Among its top 25 investments, only four funds have been able to generate positive returns during the past one year. These funds are EMO, CTR, Center Coast Brookfield MLP & Energy Infrastructure Fund (CEN), and Cushing MLP & Infrastructure Total Return Fund (SRV). So, energy and infrastructure funds, especially their investments in MLPs, have mostly been able to generate positive returns during the past one year. It’s difficult for stock market investors to directly invest in MLPs, as those are not listed, and investments in unlisted entities require huge funds. ETFs or mutual funds are the best ways to enjoy the growth benefits of those MLPs. Investments in MLPs so far has proved to be good for Saba Closed-End Funds ETF, at a time when the overall macroeconomic situation is not quite optimistic.

There are some basic reasons behind investors betting high on energy and infrastructure funds. Energy suppliers & infrastructure entities are expected to be in demand for several decades to come. While covering an energy MLP fund named Global X MLP & Energy Infrastructure ETF (MLPX), I found that:

“[T]he move towards clean and green energy has made building new infrastructure even more difficult…..As construction of new interstate pipelines becomes increasingly difficult due to regulation and politics, the value of existing energy supply networks grows.”

I also feel that investments in infrastructure and energy funds are less sensitive to macroeconomic factors such as inflation, interest rates, unemployment, etc. These funds also generate strong growth over the short and medium term, have a reasonable expense ratio, and generate strong and steady yield around 5 to 7 percent.

Saba Closed-End Funds ETF Generates Strong And Sustainable Yield

What works in favor of Saba Closed-End Funds ETF is its balanced portfolio and consistent and strong yield. Most funds that CEFS holds are diversified funds with exposure to numerous equity stocks, fixed income securities, commodities, etc. Diversification reduces portfolio risk and volatility, and provides significant benefits for CEFS and its shareholders.

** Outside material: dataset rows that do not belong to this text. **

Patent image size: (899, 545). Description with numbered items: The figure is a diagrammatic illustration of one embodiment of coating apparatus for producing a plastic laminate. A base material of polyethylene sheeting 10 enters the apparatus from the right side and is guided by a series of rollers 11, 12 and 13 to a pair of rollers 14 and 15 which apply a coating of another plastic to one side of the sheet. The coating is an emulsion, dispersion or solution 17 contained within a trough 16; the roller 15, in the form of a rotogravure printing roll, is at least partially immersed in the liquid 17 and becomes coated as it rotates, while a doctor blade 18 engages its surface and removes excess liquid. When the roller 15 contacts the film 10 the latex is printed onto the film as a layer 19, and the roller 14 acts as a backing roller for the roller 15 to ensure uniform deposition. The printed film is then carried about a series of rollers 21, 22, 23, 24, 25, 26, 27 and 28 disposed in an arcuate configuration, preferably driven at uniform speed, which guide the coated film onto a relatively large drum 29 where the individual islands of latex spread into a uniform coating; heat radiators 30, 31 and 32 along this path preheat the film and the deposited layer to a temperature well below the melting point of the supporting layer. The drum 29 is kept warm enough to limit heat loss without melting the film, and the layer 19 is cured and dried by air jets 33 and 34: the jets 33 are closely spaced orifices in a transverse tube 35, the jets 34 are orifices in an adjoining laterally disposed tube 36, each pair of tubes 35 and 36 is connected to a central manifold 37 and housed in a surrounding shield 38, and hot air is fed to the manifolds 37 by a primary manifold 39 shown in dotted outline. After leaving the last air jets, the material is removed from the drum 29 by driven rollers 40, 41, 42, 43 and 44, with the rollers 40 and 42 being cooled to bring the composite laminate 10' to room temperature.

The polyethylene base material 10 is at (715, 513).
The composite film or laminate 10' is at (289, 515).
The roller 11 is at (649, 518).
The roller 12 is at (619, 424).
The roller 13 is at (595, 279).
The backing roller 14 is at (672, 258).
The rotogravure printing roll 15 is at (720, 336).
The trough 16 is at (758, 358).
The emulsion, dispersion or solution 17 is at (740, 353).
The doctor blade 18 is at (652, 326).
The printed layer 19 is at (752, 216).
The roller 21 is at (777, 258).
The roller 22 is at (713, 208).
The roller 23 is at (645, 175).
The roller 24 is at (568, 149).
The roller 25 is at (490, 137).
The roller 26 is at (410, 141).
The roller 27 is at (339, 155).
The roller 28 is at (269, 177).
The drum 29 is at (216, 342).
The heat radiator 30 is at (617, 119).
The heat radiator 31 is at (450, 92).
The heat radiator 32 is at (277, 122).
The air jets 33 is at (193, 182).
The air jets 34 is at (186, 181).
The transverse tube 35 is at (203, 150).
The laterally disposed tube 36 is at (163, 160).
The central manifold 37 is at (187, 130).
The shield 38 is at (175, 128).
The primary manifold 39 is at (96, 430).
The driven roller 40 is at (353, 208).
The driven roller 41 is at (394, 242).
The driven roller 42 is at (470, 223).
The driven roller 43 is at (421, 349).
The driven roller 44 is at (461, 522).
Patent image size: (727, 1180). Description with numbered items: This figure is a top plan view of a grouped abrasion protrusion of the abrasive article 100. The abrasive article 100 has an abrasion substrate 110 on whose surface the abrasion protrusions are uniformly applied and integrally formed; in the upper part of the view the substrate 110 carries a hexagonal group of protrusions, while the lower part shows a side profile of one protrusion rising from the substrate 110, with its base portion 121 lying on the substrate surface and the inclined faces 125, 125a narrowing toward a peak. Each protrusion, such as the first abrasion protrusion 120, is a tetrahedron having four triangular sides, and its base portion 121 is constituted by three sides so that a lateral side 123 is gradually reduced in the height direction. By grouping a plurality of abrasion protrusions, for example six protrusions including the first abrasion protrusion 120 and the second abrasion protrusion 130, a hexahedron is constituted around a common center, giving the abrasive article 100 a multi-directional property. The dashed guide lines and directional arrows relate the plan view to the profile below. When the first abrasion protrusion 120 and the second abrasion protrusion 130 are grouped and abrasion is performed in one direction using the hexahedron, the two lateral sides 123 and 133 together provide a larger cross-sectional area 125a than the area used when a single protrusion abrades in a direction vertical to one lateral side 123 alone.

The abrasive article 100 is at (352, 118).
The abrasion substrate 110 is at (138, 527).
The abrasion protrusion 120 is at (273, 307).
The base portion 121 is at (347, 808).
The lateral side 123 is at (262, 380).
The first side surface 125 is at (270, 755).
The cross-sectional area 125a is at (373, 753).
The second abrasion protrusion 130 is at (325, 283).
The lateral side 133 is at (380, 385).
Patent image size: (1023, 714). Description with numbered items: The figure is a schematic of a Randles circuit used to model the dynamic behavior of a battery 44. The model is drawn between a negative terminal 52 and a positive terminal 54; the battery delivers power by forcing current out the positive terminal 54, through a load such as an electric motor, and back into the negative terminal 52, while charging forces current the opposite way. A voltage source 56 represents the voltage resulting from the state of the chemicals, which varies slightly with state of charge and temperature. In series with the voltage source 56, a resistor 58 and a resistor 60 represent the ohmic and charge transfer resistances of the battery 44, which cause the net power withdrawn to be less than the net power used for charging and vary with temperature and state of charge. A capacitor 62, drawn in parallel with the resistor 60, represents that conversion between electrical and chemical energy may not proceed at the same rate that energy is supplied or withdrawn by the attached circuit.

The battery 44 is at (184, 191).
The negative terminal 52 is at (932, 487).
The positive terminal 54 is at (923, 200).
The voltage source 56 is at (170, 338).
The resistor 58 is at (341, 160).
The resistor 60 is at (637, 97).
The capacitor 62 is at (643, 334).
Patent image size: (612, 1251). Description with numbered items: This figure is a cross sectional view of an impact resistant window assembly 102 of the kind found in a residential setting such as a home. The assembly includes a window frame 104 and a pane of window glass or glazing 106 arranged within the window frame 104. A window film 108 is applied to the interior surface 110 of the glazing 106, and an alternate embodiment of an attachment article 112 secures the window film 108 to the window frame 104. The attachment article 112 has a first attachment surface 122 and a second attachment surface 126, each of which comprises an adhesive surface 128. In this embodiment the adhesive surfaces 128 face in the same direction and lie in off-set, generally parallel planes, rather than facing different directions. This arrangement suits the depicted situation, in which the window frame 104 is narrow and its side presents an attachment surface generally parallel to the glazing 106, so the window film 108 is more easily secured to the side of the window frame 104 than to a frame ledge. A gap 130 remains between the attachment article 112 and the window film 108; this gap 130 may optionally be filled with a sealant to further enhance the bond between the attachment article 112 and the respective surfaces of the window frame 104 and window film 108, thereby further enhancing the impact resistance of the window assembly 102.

The fund has been paying steady monthly dividends from the very beginning. CEFS generated an annual average yield of 9.5 percent during the past 5 years, and 12.55 percent during trailing twelve months (“TTM”). Such yield seems sustainable, as under the current macroeconomic situation, CEFS’s investments in MLPs and high-yield bonds are expected to generate strong growth. The fund is also diversified enough to absorb the impacts of over-performance or underperformance by any particular stocks or funds.

My Seven Factor Model For Evaluating Dividend-Focused Funds

While analyzing a dividend-focused fund, I use seven criteria – stock price performance, AUM, annual average yield, level of portfolio diversification, average credit rating, current discount to NAV and most importantly the future sustainability of its yield – in order to understand its investability. Saba Closed-End Funds ETF is trading around $18, at a very low premium to its NAV, and its price performance is nothing substantial. CEFS generated an average total return of only 6.4 percent over the past 5 years. However, this return is not unacceptable given the market conditions over these periods. It generated positive returns during the Covid-19 pandemic, too.

Investments in below investment grade fixed income securities, coupled with 35 percent of short portfolio makes this fund a bit risky. Moreover, it has a very low AUM, and quite high expense ratio, which limits its capacity to invest in a large pool of funds with higher market value. Despite these drawbacks, CEFS can be considered as an option by income seeking investors, due to its balanced and diversified portfolio and strong and sustainable yield. Moreover, the fund has been paying steady monthly dividends for the past 67 months since its inception, which is quite attractive for income seeking investors.